Escolhemos manter “psicanálise” no nome por ser uma palavra que circula pouco entre as classes populares. Sintoma de sua burocratização, elitização e atualmente tímida atuação na esfera pública e popular, assim como um sintoma da rede pública burocratizada, e agora em processo de desintegração interessada pelos governos-mercado, que priorizam outros campos da área psi, em especial as medicamentosas e comportamentais. Acreditamos ser uma tarefa política importante que “psicanálise” faça parte do léxico popular, que lhe pertença também.

Uma tarefa que demanda da psicanálise um pensamento contínuo de desconstrução de suas “razões próprias” de funcionamento. A psicanálise também tem o direito de se refazer e se deixar transformar pela vida popular. Nasceu assim. Breuer e Freud eram médicos “de família”, trabalharam também em bairros onde viviam os judeus pobres como a própria família Freud. Quanto aprenderam nestas situações?
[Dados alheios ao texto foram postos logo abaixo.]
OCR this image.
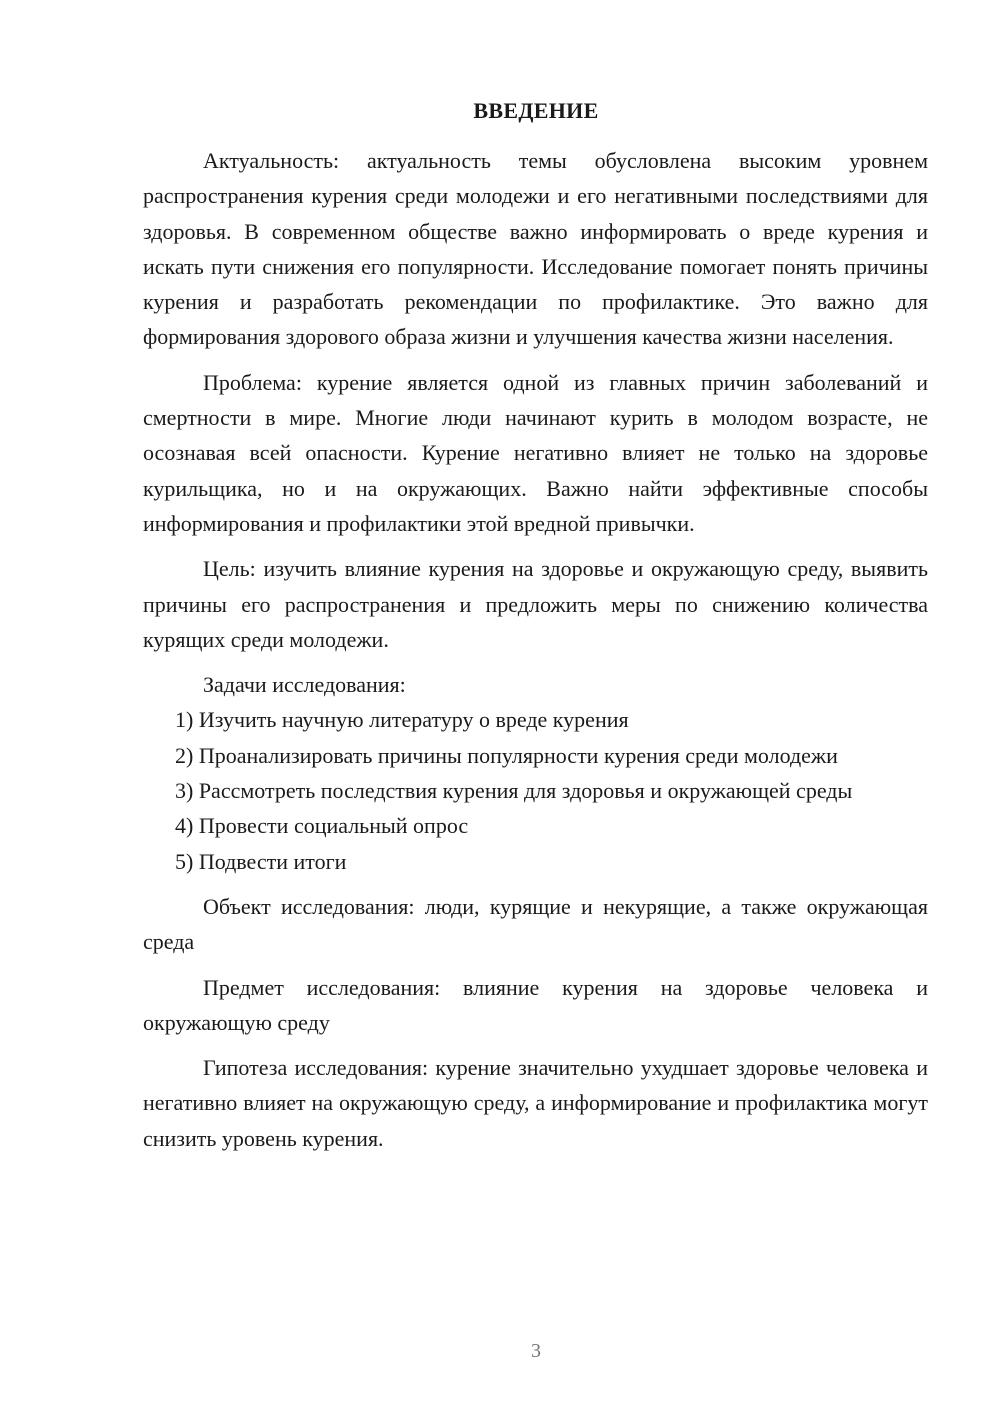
ВВЕДЕНИЕ

Актуальность: актуальность темы обусловлена высоким уровнем распространения курения среди молодежи и его негативными последствиями для здоровья. В современном обществе важно информировать о вреде курения и искать пути снижения его популярности. Исследование помогает понять причины курения и разработать рекомендации по профилактике. Это важно для формирования здорового образа жизни и улучшения качества жизни населения.

Проблема: курение является одной из главных причин заболеваний и смертности в мире. Многие люди начинают курить в молодом возрасте, не осознавая всей опасности. Курение негативно влияет не только на здоровье курильщика, но и на окружающих. Важно найти эффективные способы информирования и профилактики этой вредной привычки.

Цель: изучить влияние курения на здоровье и окружающую среду, выявить причины его распространения и предложить меры по снижению количества курящих среди молодежи.

Задачи исследования:

1) Изучить научную литературу о вреде курения

2) Проанализировать причины популярности курения среди молодежи

3) Рассмотреть последствия курения для здоровья и окружающей среды

4) Провести социальный опрос

5) Подвести итоги

Объект исследования: люди, курящие и некурящие, а также окружающая среда

Предмет исследования: влияние курения на здоровье человека и окружающую среду

Гипотеза исследования: курение значительно ухудшает здоровье человека и негативно влияет на окружающую среду, а информирование и профилактика могут снизить уровень курения.

3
Esta cadeira não foi colocada ali pelos analistas da Clínica. Não sabemos quem o fez. Mas a partir dessa montagem, fez-se uma
situação analítica. A imaginação do que é psicanálise estaria sendo incorporada pelos utilizadores ou trabalhadores do canteiro?)


Um espaço de trabalho psíquico, artístico, criativo, instituinte do que, já sendo, pode vir a ser a esfera pública popular, a partir do conhecimento dos efeitos deste mundo na vida psíquica compartilhada e trabalhada entre analista e analisando. Um fazer que trabalha no aqui e agora do sofrimento ou da alegria dos que nos procuram. Produzimos um momento público de cuidado com o interesse de expandi-lo, talvez até mesmo a constituir, ou reconstituir, o sentido, o afeto público como um objeto interno que hoje não é mais tão facilmente reconhecido.

A quantidade de pessoas que nos procuram revela a necessidade dessa expansão, a sua importância, a sua relevância como contribuição para a experiência de vida das gerações que agora vivem e das que virão. É uma forma de fazer que definiria como, tomando de empréstimo uma fala do cineasta Eduardo Coutinho, materialismo mágico (1).

Nota:

1) “A pessoa se completa no que diz”, da série Encontros, da editora Azougue.